Courtesy of Daniel Barnett:
Can domestic legislation be interpreted in a way which conforms to EU law on holiday pay?
Yes, held the EAT in Lock v British Gas, upholding the submissions of UNISON legal who represented Mr Lock. Domestic legislation is contained in the Working Time Regulations 1998 (‘WTR’) and sections 221-224 of the Employment Rights Act 1996. European Union law is contained in Council Directive 2003/88/EC, the Working Time Directive.
The right to paid leave is a pillar of EU social law from which there can be no derogation.
Mr Lock was paid basic salary and results-based commission but only basic pay during leave. A reference was made to the CJEU. An employment tribunal held that results-based commission must be included when calculating holiday pay and that it was possible to read words into the WTR. British Gas appealed.

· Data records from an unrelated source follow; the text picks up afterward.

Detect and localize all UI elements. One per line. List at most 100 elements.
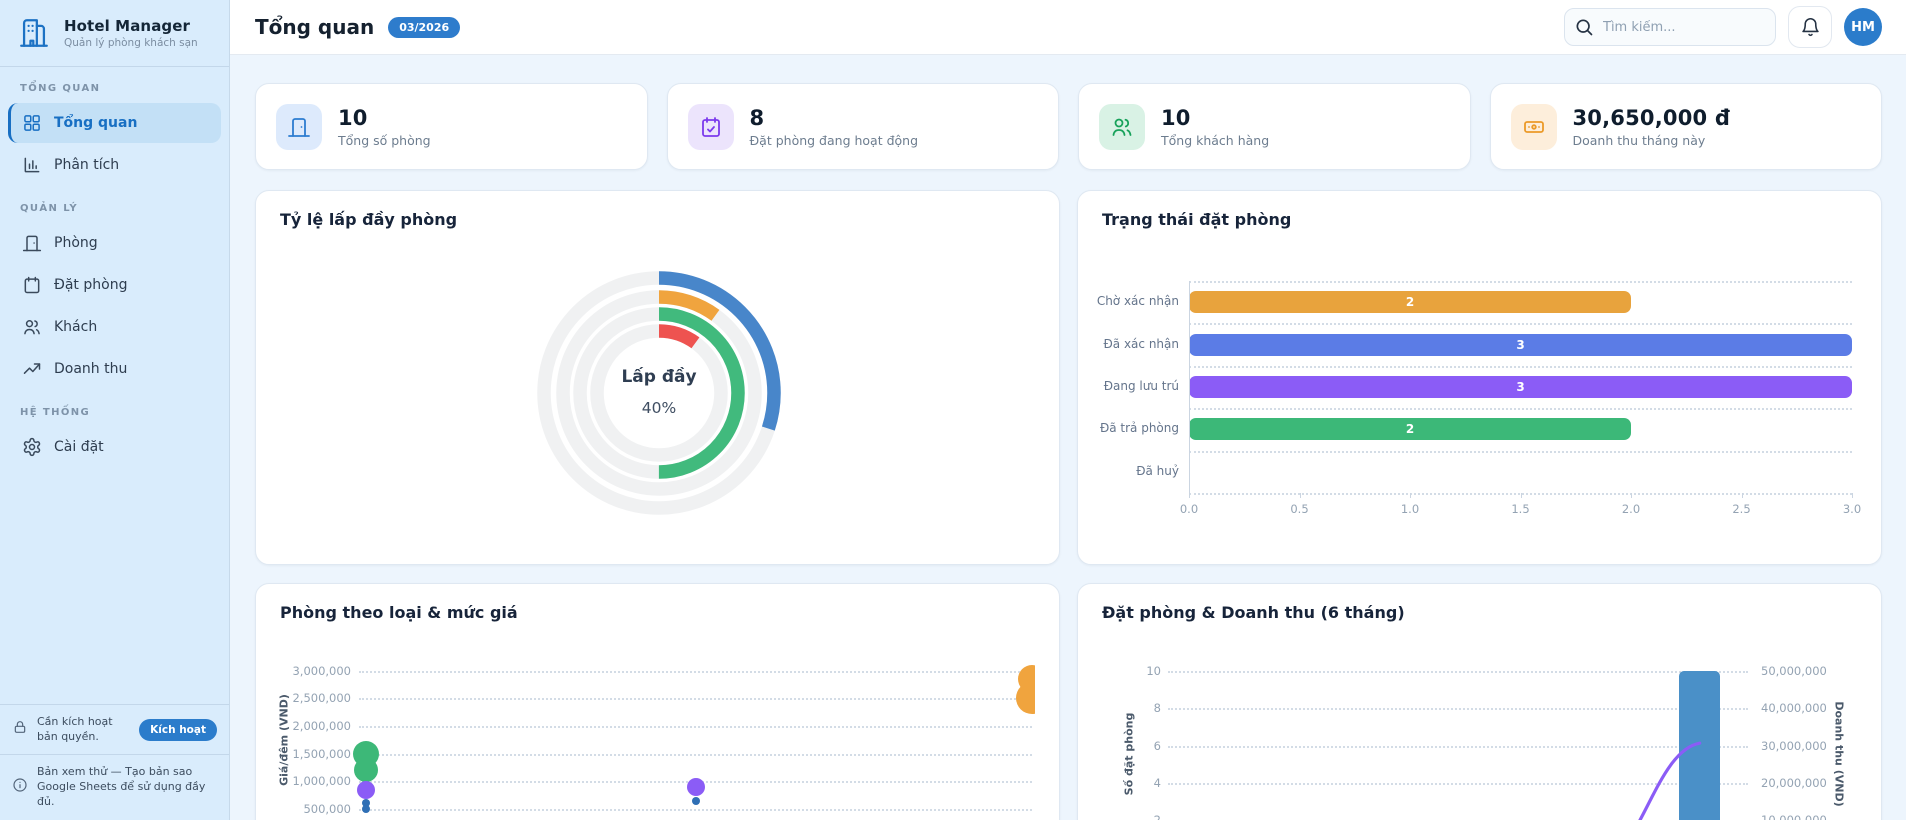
y-gridline [359,726,1032,728]
y-gridline [359,698,1032,700]
license-notice: Cần kích hoạt bản quyền. Kích hoạt [0,704,229,755]
y-tick-label: 1,500,000 [281,747,351,761]
chart-title-occupancy: Tỷ lệ lấp đầy phòng [280,210,457,229]
stat-card-1: 10Tổng số phòng [255,83,648,170]
x-tick-label: 2.5 [1722,502,1762,516]
sidebar-item-users[interactable]: Khách [8,307,221,347]
trend-icon [22,359,42,379]
month-badge: 03/2026 [388,17,460,38]
y-tick-label: 500,000 [281,802,351,816]
search-input[interactable] [1564,8,1776,46]
sidebar-item-label: Doanh thu [54,361,127,377]
hotel-logo-icon [14,13,54,53]
status-bar-3: 3 [1189,376,1852,398]
row-separator [1189,323,1852,325]
category-label: Chờ xác nhận [1078,294,1179,308]
app-window: Hotel Manager Quản lý phòng khách sạn TỔ… [0,0,1906,820]
trial-notice-text: Bản xem thử — Tạo bản sao Google Sheets … [37,765,217,810]
stat-text: 10Tổng số phòng [338,106,431,148]
sidebar: Hotel Manager Quản lý phòng khách sạn TỔ… [0,0,230,820]
booking-status-chart-card: Trạng thái đặt phòng Chờ xác nhận2Đã xác… [1077,190,1882,565]
nav-section-label: TỔNG QUAN [0,67,229,101]
y-gridline [359,671,1032,673]
sidebar-item-analytics[interactable]: Phân tích [8,145,221,185]
x-tick-label: 2.0 [1611,502,1651,516]
app-title: Hotel Manager [64,17,198,35]
stat-value: 8 [750,106,919,130]
x-tick-label: 1.5 [1501,502,1541,516]
page-title: Tổng quan [255,15,374,39]
occupancy-chart-card: Tỷ lệ lấp đầy phòng Lấp đầy 40% [255,190,1060,565]
y-gridline [359,754,1032,756]
lock-icon [12,719,28,740]
bookings-revenue-combo-chart: 1050,000,000840,000,000630,000,000420,00… [1078,584,1881,820]
stat-label: Tổng khách hàng [1161,133,1269,148]
sidebar-item-label: Cài đặt [54,439,104,455]
main-content: 10Tổng số phòng 8 Đặt phòng đang hoạt động… [230,55,1906,820]
y-tick-label: 3,000,000 [281,664,351,678]
x-tick-mark [1300,493,1301,498]
stat-card-3: 10Tổng khách hàng [1078,83,1471,170]
users-icon [22,317,42,337]
stat-card-4: 30,650,000 đ Doanh thu tháng này [1490,83,1883,170]
license-notice-text: Cần kích hoạt bản quyền. [37,715,130,745]
sidebar-item-label: Phòng [54,235,98,251]
scatter-point-6 [687,778,705,796]
row-separator [1189,281,1852,283]
room-price-scatter-chart: 3,000,0002,500,0002,000,0001,500,0001,00… [256,584,1035,820]
bookings-revenue-chart-card: Đặt phòng & Doanh thu (6 tháng) 1050,000… [1077,583,1882,820]
stat-label: Tổng số phòng [338,133,431,148]
stat-label: Doanh thu tháng này [1573,133,1731,148]
sidebar-item-gear[interactable]: Cài đặt [8,427,221,467]
y-gridline [359,809,1032,811]
x-tick-label: 0.0 [1169,502,1209,516]
analytics-icon [22,155,42,175]
sidebar-item-trend[interactable]: Doanh thu [8,349,221,389]
sidebar-nav: TỔNG QUANTổng quanPhân tíchQUẢN LÝPhòngĐ… [0,67,229,467]
x-tick-mark [1189,493,1190,498]
category-label: Đã huỷ [1078,464,1179,478]
stat-label: Đặt phòng đang hoạt động [750,133,919,148]
top-header: Tổng quan 03/2026 HM [230,0,1906,55]
info-icon [12,777,28,798]
status-bar-4: 2 [1189,418,1631,440]
app-tagline: Quản lý phòng khách sạn [64,37,198,49]
status-bar-2: 3 [1189,334,1852,356]
category-label: Đã trả phòng [1078,421,1179,435]
sidebar-item-dashboard[interactable]: Tổng quan [8,103,221,143]
trial-notice: Bản xem thử — Tạo bản sao Google Sheets … [0,754,229,820]
donut-center-value: 40% [642,399,676,417]
stat-cards-row: 10Tổng số phòng 8 Đặt phòng đang hoạt động… [255,83,1882,170]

The EAT dismissed the appeal. It is permissible – and indeed necessary – to imply words into the WTR to comply with EU law. Parliament’s intention must have been to comply with EU law. Following Bear Scotland (concerning guaranteed overtime), the EAT saw no reason to depart from the reasoning of Langstaff J. The EAT considered a number of other authorities including the Court of Appeal decisions in Bamsey and Evans but concluded that Bear is correct. The EAT is not bound by its own previous decisions but they are persuasive and may only be departed from if manifestly wrong or in other exceptional circumstances. Such departure could not be justified.